To the right of us is the Institute, to the left the Plague Quarter, and we’re gliding from marker to marker down the middle of the street. Lord, it’s been a while since anyone’s walked or driven here. The pavement’s all cracked, grass has grown through the crevices, but here at least it’s still our human grass. On the sidewalk to the left, the black brambles begin, and from this we see how well the Zone sets itself apart: the black thicket along the road looks almost mowed. No, these aliens must have been decent guys. They left a hell of a mess, of course, but at least they put clear bounds on their crap. Even the burning fuzz doesn’t make it over to our side, though you’d think the wind would carry it around all four directions.

The houses in the Plague Quarter are peeling and lifeless, but the windows are mostly intact, only so dirty that they look opaque. Now at night when you crawl by, you can see the glow inside, as if alcohol were burning in bluish tongues.

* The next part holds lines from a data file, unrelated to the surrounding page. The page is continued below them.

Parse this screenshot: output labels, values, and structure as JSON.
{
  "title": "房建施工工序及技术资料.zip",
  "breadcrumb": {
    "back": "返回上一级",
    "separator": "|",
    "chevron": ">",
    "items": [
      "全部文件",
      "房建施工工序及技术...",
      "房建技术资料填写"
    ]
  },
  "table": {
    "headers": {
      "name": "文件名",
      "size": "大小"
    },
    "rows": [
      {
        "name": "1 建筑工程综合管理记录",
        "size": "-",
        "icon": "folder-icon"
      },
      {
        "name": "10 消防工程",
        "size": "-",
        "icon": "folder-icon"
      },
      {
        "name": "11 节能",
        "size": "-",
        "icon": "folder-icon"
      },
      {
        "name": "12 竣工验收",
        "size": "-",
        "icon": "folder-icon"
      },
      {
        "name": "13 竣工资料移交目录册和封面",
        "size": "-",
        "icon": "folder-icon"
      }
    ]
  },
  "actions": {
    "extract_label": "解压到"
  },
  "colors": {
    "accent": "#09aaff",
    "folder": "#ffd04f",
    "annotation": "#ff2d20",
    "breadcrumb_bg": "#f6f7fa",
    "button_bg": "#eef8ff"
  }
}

That’s the hell slime radiating from the basement. But mostly it looks like an ordinary neighborhood, with ordinary houses, nothing special about it except that there are no people around. By the way, in this brick building over here lived our math teacher, the Comma. He was a pain in the ass and a loser, his second wife left him right before the Visit, and his daughter had a cataract in one eye—I remember we used to tease her to tears. During the initial panic, he ran in nothing but underwear all the way to the bridge, like his neighbors—ran for four miles nonstop. After that he got a bad case of the plague, which peeled his skin and nails right off. Almost everyone who lived here got the plague. A few died, but mostly old folks, and not all of them either. I, for one, think it wasn’t the plague that did them in but sheer terror.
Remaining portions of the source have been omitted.